Molecular and Immunophenotypical Characterization of a Feline Immunodeficiency Virus (FIV)-Associated Lymphoma: a Direct Role for FIV in B-Lymphocyte Transformation?

Julia A Beatty 1,*, John J Callanan 2,, Anne Terry 1, Oswald Jarrett 1, James C Neil 1
PMCID: PMC109433  PMID: 9420284

Abstract

We describe the histopathological, immunohistochemical, and molecular characterization of a lymphoma arising in a 7-year-old cat following experimental infection with feline immunodeficiency virus (FIV). The tumor was high grade and of B-cell lineage. The transformed cell had an immature phenotype (CD79a+, CD79b, CD21, immunoglobulin heavy and light chain negative), confirmed by antigen receptor gene analysis, which showed germ line configuration. Single-copy, clonally integrated FIV provirus was detected in tumor genomic DNA. FIV p24 antigen was not detected in tumor cells by immunostaining. This study provides the first evidence that the feline lentivirus may play a direct role in cell transformation under certain circumstances.
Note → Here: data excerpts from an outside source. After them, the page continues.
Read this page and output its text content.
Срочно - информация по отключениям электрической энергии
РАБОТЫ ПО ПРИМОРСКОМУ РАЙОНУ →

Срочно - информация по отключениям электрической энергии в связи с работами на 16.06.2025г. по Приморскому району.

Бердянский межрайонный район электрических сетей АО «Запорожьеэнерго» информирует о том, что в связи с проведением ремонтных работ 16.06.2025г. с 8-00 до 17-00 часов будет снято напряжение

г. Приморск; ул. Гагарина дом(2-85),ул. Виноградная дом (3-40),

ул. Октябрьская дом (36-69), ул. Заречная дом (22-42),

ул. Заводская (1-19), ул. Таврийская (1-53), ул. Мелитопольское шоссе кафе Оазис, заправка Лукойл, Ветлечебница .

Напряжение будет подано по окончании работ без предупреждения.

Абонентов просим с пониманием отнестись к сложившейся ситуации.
Lymphoma (lymphosarcoma) is the most common tumor in cats (19). Feline leukemia virus is the etiological agent of the majority of these tumors, especially in younger cats, but lymphoma can occur independently of feline leukemia virus infection (25). Recently, epidemiological studies have described lymphoproliferative malignancies in association with the feline lentivirus feline immunodeficiency virus (FIV) (1, 4, 5, 8, 23, 24, 40, 43, 44, 47), and an increased risk of lymphoma in FIV-infected cats has been demonstrated (15, 23, 45, 46).

Several common features have emerged from the examination of FIV-associated lymphomas. These lymphomas are predominantly extranodal, conforming to the least common anatomical classification of miscellaneous (7, 13, 23, 40). Where histological and immunophenotypical analyses have been carried out, the tumors have been found to be of B-cell lineage (7, 13, 40) and usually of the high-grade immunoblastic or centroblastic type (7). FIV-associated lymphomas thus resemble those seen in human immunodeficiency virus type 1 (HIV-1) infection of humans (21, 30) and in simian immunodeficiency virus infection of nonhuman primates (16, 41).
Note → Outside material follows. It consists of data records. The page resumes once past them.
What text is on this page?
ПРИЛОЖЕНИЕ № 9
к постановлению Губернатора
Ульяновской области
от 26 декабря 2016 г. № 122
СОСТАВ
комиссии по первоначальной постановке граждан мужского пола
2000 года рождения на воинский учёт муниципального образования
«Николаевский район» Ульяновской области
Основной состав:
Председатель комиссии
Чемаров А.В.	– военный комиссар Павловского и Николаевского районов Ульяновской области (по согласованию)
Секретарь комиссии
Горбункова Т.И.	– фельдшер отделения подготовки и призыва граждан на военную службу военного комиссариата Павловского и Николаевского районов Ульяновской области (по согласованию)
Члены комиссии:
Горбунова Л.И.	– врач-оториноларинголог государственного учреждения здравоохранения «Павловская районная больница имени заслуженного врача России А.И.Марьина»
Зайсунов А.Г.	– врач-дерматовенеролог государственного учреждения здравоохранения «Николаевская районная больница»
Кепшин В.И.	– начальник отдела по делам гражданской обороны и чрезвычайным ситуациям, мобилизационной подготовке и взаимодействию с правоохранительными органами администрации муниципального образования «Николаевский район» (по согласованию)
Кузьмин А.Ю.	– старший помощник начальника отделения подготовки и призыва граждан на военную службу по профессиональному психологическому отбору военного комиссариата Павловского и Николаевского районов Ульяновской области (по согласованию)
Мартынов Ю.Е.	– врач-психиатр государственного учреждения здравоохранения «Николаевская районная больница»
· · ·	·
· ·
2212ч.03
In contrast to the directly oncogenic retroviruses such as the murine and feline leukemia viruses, lentiviruses are generally considered to play an indirect role in tumor development. Most HIV-1-associated lymphomas are believed to develop secondary to one or a combination of factors, including immunodeficiency (38), polyclonal B-cell activation (34), and the involvement of other infectious agents, notably Epstein-Barr virus (14, 18). However, a direct causal role is implied for HIV-1 in a T-cell lymphoma in which an integrated provirus was demonstrated (22, 48).

The role of FIV in tumorigenesis is unknown, but the lack of integrated sequences in the small number of tumors examined by restriction fragment analysis to date has led to the provisional hypothesis that the virus facilitates tumor development by indirect mechanisms similar to those postulated for HIV-1 (50). In contrast, we have now detected FIV sequences in DNA extracted from another lymphoma, this one occurring in a cat experimentally infected with FIV. This tumor consisted of a clonal precursor B-cell population. Further analysis demonstrated a single integration site, indicating that viral infection occurred prior to clonal expansion. This work suggests that a lentivirus may be directly involved in B-cell transformation.
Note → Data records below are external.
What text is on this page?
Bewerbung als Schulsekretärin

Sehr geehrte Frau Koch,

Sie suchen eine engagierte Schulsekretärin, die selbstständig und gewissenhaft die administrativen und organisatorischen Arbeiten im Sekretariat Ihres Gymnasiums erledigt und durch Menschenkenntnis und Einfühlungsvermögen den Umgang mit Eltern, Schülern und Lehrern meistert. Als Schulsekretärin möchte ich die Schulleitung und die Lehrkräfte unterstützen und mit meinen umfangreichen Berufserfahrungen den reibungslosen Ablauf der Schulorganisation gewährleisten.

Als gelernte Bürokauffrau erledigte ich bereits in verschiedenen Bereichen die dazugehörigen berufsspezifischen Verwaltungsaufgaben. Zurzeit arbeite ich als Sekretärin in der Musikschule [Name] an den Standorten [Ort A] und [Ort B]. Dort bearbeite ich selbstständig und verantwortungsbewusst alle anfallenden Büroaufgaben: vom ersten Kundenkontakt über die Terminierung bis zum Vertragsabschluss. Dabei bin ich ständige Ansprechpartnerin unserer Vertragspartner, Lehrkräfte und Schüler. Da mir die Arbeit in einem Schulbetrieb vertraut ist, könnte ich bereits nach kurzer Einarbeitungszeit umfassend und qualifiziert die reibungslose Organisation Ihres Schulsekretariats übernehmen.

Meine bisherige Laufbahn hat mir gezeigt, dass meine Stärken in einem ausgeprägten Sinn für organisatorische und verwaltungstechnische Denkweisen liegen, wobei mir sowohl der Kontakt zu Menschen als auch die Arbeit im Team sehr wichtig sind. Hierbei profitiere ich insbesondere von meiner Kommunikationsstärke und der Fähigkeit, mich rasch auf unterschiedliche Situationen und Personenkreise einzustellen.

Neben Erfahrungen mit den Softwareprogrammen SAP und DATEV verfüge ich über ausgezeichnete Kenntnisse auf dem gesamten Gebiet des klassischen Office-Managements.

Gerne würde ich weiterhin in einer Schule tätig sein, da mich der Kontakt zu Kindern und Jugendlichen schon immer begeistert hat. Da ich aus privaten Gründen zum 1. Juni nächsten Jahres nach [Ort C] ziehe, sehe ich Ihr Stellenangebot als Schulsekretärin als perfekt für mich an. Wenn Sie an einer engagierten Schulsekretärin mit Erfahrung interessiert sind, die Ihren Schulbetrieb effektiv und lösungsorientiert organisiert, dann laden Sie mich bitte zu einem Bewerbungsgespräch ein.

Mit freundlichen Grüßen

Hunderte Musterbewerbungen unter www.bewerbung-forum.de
Histopathological and immunophenotypical characterization of the tumor.

A 10-month-old neutered male specific-pathogen-free cat was inoculated with FIV Glasgow-8 as part of a long-term pathogenesis study (9). Six years 3 months after infection, a preliminary diagnosis of neoplastic disease was made and euthanasia was carried out. For histopathological examination, tissues were preserved by fixation in 10% neutral buffered formalin, embedded in paraffin, cut into 5-μm-thick sections, and stained with hematoxylin and eosin. Selected sections were also stained with Giemsa stain. Microscopic examination confirmed the presence of tumor tissue in the liver, lymph nodes, and omentum. This tumor was composed of mononuclear cells with medium to large nuclei. The majority of cells had oval, cleaved, or indented nuclei with two or three small nucleoli. These cells resembled centroblasts. A smaller number of cells (<10%) had larger nuclei with a prominent, centrally located, large nucleolus. Some of these cells had prominent, intensely basophilic cytoplasm and resembled immunoblasts. The remainder had weakly staining or no cytoplasm and resembled paraimmunoblasts. By use of the updated Kiel classification system (29), this tumor was classified as high grade and of the monomorphic centroblastic subtype. Cells were arranged in sheets to form nodules within liver tissue and lymph nodes. Nodules in the liver were separated by compressed residual hepatic parenchyma which contained vacuolated hepatocytes. Nodules within lymph nodes were located in the cortex and coalesced or were separated by preexisting trabecular tissue. Medullary tissue was compressed. Neoplastic cells were present in a fine fibrous stroma, and numerous foci of necrosis, often in association with inflammatory cells, were observed. Aggregations of small lymphocytes were present both within nodules and at their edges, and irregular infiltrates of macrophages were also observed at the perimeter of many nodules. Mitotic figures, many of bizarre shapes, were frequently noted, and hyperchromatic nuclei were also present. Bone marrow was not infiltrated by the tumor.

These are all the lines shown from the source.